Real-world data confirm TDF efficacy for HBV
medwireNews: Treatment with tenofovir disoproxil fumarate (TDF) elicits sustained virological responses and exhibits a favourable safety profile in a diverse population of patients with chronic hepatitis B virus (HBV) infection, shows a French routine clinical practice study.
Patrick Marcellin, from Hôpital Beaujon in Clichy, and fellow VIREAL investigators say that “the main strength of the study is the diversity of the patient population meaning the results are relevant to real-world patients and to other countries with similar management strategies and HBV demographics.”
They enrolled 440 treatment-naïve or previously treated patients with hepatitis B e antigen (HBeAg)-negative or -positive chronic HBV who were initiating TDF, either alone or in combination with another agent, at the discretion of their treating physician.
After 12 months of treatment, 92% of 308 participants with available data achieved a virological response, defined as HBV DNA levels below 69 IU/mL, with 96% of 259 patients attaining a response by 36 months. The rates of virological response at these timepoints were similar for treatment-naïve and -experienced patients.
The team points out that a virological response was achieved by more than 90% of evaluable participants by 36 months regardless of HBeAg status, treatment history or whether TDF was given as monotherapy or combination therapy.

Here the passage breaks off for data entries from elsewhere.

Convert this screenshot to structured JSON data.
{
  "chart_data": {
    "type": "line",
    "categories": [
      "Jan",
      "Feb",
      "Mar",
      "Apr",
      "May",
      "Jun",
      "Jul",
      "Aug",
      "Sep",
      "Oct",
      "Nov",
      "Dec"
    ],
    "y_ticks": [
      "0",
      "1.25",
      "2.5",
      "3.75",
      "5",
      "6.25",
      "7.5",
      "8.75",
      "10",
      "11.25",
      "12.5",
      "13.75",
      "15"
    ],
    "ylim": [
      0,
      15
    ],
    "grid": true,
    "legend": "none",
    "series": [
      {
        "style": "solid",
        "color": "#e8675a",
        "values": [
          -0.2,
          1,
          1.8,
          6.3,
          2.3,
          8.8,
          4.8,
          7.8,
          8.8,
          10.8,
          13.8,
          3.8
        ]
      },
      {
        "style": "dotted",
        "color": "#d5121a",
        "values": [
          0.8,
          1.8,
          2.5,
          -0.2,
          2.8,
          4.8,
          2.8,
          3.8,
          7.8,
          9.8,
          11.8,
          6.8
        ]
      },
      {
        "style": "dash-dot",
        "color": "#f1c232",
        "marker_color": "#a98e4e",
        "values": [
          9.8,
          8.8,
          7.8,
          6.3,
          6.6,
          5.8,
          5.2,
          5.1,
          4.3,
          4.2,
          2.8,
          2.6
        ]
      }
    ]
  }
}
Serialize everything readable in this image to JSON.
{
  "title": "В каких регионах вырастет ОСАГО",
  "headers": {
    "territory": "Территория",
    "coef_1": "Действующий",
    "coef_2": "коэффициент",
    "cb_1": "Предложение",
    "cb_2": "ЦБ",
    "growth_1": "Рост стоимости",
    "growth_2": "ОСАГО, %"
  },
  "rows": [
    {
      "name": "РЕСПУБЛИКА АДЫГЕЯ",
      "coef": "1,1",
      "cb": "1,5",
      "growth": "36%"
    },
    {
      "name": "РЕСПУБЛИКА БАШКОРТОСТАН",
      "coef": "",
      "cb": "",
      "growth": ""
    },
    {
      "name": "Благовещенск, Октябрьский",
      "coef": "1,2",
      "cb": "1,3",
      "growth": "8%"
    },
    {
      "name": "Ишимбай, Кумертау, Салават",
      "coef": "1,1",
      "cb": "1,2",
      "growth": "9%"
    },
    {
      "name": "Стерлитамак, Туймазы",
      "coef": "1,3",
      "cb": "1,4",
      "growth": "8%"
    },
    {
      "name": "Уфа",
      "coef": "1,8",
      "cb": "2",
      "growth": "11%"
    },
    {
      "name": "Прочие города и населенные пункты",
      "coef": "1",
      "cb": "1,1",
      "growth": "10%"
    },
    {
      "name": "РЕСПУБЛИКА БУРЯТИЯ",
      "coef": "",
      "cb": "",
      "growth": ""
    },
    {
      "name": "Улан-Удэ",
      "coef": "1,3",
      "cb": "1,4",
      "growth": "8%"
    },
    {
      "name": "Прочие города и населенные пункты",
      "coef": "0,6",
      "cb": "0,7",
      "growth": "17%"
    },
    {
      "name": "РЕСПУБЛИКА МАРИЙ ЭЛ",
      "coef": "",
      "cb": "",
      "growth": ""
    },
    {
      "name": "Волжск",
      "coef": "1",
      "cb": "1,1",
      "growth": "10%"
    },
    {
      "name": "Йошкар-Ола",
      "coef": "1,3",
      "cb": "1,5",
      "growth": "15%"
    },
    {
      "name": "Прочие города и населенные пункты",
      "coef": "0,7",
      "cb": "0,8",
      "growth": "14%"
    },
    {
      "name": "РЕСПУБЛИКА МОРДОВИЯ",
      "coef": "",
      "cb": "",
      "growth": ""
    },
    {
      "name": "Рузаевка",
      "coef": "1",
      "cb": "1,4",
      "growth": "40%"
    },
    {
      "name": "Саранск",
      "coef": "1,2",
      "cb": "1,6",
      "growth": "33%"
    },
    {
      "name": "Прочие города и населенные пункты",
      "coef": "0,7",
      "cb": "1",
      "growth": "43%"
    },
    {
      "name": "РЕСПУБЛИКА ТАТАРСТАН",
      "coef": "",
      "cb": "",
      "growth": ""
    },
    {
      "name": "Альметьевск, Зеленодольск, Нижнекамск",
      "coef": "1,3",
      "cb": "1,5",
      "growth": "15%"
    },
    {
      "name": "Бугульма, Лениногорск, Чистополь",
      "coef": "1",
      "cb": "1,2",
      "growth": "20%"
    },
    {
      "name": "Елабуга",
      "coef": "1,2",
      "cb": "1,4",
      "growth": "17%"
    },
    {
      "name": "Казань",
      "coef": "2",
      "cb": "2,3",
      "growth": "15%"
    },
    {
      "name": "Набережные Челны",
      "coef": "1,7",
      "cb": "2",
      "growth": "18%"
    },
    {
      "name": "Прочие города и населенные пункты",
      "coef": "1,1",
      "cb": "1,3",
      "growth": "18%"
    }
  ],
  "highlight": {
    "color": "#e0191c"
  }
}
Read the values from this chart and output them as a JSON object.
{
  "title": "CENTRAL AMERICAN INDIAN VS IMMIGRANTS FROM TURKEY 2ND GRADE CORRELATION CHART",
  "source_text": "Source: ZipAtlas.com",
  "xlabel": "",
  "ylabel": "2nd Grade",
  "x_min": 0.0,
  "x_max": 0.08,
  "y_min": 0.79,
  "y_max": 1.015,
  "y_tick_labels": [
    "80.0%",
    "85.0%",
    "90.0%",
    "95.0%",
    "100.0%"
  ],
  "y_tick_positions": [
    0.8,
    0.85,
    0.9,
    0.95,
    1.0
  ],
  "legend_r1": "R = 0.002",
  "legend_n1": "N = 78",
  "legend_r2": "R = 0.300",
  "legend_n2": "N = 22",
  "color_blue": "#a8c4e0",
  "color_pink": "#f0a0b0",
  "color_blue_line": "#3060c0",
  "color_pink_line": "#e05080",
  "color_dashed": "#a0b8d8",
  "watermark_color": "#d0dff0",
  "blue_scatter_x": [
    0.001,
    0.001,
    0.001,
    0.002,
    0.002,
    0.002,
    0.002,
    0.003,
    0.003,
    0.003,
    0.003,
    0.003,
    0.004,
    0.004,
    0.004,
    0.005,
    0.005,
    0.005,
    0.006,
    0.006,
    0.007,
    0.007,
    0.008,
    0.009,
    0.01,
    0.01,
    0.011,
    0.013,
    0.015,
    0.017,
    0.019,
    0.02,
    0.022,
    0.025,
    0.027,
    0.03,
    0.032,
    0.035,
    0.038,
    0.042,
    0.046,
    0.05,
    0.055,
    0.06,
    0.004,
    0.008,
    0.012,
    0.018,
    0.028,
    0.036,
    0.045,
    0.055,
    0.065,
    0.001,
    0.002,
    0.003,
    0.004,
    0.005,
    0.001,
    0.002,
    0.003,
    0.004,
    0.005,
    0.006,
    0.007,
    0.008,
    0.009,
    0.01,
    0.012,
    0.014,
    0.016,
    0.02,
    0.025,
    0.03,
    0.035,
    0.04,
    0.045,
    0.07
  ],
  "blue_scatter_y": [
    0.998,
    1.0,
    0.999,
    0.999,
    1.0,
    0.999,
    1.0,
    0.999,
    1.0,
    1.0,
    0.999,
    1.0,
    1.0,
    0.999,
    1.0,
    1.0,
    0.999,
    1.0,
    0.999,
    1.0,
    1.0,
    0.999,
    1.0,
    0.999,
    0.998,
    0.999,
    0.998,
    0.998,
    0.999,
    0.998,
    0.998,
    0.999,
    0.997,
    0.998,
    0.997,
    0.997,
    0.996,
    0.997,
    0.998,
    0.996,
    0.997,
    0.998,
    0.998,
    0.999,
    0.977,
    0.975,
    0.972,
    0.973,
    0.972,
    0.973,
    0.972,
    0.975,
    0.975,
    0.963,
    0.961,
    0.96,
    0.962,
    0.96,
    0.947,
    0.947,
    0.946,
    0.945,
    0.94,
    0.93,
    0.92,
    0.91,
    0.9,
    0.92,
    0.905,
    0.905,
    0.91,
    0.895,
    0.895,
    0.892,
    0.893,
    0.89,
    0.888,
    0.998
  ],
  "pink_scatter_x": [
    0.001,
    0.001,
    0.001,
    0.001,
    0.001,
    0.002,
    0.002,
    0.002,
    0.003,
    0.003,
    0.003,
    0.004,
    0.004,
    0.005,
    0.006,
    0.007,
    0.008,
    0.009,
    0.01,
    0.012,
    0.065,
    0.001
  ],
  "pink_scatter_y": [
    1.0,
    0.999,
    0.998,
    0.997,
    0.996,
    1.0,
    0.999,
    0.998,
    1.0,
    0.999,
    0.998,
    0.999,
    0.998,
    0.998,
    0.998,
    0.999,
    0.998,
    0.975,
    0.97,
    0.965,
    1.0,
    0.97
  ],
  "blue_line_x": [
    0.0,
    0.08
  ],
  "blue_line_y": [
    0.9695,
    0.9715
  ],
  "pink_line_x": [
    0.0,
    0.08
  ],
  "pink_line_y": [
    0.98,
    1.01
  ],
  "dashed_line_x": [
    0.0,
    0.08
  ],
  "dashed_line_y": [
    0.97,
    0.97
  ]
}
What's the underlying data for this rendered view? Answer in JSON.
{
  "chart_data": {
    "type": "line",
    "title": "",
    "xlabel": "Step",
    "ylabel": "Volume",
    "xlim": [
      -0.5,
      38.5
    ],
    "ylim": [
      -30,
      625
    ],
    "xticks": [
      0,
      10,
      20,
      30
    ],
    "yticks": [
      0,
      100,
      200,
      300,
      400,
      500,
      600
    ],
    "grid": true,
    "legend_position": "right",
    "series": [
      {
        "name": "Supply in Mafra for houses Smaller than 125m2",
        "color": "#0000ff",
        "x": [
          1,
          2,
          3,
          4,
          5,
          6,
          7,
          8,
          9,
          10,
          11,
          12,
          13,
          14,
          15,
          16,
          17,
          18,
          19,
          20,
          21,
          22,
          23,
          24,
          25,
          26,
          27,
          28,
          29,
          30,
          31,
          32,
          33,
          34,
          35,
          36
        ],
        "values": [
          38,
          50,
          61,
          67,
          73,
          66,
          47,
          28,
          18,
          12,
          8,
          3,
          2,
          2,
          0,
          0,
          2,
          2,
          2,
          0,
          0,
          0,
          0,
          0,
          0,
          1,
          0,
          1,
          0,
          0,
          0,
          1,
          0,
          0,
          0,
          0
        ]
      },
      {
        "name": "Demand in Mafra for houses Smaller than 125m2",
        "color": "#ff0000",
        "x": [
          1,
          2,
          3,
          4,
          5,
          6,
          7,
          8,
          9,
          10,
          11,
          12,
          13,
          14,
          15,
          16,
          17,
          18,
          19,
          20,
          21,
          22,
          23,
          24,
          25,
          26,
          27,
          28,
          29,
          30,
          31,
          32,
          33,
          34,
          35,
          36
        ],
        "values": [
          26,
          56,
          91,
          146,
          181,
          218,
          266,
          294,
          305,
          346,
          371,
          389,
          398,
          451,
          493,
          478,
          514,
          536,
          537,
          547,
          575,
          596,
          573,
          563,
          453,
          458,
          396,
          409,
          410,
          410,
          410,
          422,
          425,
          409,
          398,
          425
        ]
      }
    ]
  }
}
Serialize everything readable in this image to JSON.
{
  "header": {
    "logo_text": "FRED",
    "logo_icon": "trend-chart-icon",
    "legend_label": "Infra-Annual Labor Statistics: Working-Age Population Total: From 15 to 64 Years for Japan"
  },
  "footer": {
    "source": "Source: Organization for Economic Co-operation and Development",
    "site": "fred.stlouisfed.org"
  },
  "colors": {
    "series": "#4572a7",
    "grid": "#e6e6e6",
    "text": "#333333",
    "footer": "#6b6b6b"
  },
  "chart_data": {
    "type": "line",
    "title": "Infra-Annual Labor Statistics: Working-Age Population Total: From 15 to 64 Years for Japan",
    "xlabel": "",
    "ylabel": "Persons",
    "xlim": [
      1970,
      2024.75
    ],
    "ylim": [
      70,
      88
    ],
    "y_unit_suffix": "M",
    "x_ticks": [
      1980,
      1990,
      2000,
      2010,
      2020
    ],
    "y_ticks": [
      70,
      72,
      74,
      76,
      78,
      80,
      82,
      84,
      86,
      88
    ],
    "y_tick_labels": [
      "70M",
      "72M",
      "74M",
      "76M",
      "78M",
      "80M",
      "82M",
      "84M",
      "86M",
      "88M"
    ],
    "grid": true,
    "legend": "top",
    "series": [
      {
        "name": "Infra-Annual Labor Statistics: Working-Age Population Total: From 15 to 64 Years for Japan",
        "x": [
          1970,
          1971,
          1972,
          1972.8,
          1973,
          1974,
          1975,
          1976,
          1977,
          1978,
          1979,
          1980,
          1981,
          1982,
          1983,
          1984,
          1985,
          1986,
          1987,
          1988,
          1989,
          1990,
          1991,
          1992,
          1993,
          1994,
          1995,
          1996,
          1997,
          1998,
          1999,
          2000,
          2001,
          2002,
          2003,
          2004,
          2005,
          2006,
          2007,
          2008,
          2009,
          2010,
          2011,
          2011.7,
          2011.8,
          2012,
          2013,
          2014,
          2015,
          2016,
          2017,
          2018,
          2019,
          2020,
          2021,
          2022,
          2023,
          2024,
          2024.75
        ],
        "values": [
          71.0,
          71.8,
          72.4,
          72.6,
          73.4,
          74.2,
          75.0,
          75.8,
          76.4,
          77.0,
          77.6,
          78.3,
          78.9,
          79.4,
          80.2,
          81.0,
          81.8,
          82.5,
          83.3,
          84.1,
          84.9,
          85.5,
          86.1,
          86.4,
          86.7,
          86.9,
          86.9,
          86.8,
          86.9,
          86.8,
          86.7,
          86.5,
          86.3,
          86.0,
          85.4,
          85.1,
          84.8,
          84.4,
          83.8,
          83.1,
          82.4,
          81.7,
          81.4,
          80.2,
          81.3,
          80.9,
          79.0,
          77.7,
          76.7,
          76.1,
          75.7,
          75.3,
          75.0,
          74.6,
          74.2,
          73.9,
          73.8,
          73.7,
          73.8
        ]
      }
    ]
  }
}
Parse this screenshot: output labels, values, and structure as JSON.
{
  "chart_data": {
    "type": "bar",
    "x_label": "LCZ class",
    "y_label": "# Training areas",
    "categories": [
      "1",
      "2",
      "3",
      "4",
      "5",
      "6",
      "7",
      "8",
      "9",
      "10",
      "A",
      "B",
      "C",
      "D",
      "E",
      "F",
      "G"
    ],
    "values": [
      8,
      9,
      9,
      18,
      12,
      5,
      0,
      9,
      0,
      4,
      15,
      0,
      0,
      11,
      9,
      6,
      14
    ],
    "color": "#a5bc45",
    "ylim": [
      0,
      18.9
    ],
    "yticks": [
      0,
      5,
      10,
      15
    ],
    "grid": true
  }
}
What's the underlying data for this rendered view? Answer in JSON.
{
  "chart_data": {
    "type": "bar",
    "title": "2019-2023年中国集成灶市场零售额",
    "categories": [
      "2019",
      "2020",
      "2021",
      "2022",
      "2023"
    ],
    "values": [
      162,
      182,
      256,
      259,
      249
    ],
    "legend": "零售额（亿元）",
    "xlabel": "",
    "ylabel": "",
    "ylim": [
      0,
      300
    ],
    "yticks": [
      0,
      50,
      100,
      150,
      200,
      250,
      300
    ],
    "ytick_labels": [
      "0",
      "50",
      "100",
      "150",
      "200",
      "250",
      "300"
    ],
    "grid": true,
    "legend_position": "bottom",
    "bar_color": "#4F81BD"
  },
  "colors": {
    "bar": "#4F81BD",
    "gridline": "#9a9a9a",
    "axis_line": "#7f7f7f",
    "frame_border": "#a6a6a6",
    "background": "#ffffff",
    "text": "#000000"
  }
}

Normalisation of alanine aminotransferase (ALT) levels occurred in 76.8% of patients at month 12 and in 78.0% at month 36. A similar proportion of treatment-naïve and -experienced patients achieved ALT normalisation at both timepoints.
Forty-five percent of 80 patients positive for HBeAg at baseline lost the antigen during the course of the study. And 14 patients lost the hepatitis B surface antigen (HBsAg), while seven achieved HBsAg seroconversion.
TDF treatment was well tolerated, with a toxicity profile comparable to that reported in clinical trials, say Marcellin et al. Drug-related adverse events were reported by 41 patients and 23 discontinued as a result of toxicity.
Although the researchers noted a “slight decline” in mean serum creatinine levels, creatinine clearance and estimated glomerular filtration rate over the treatment period relative to baseline, they urge that statistical comparisons be “viewed with caution due to the high proportion of missing data”.
The safety population included 14 women who were pregnant, and TDF therapy in these patients was not associated with any drug-related side effects during pregnancy, neonatal complications or birth defects, the team writes in Digestive Diseases and Sciences.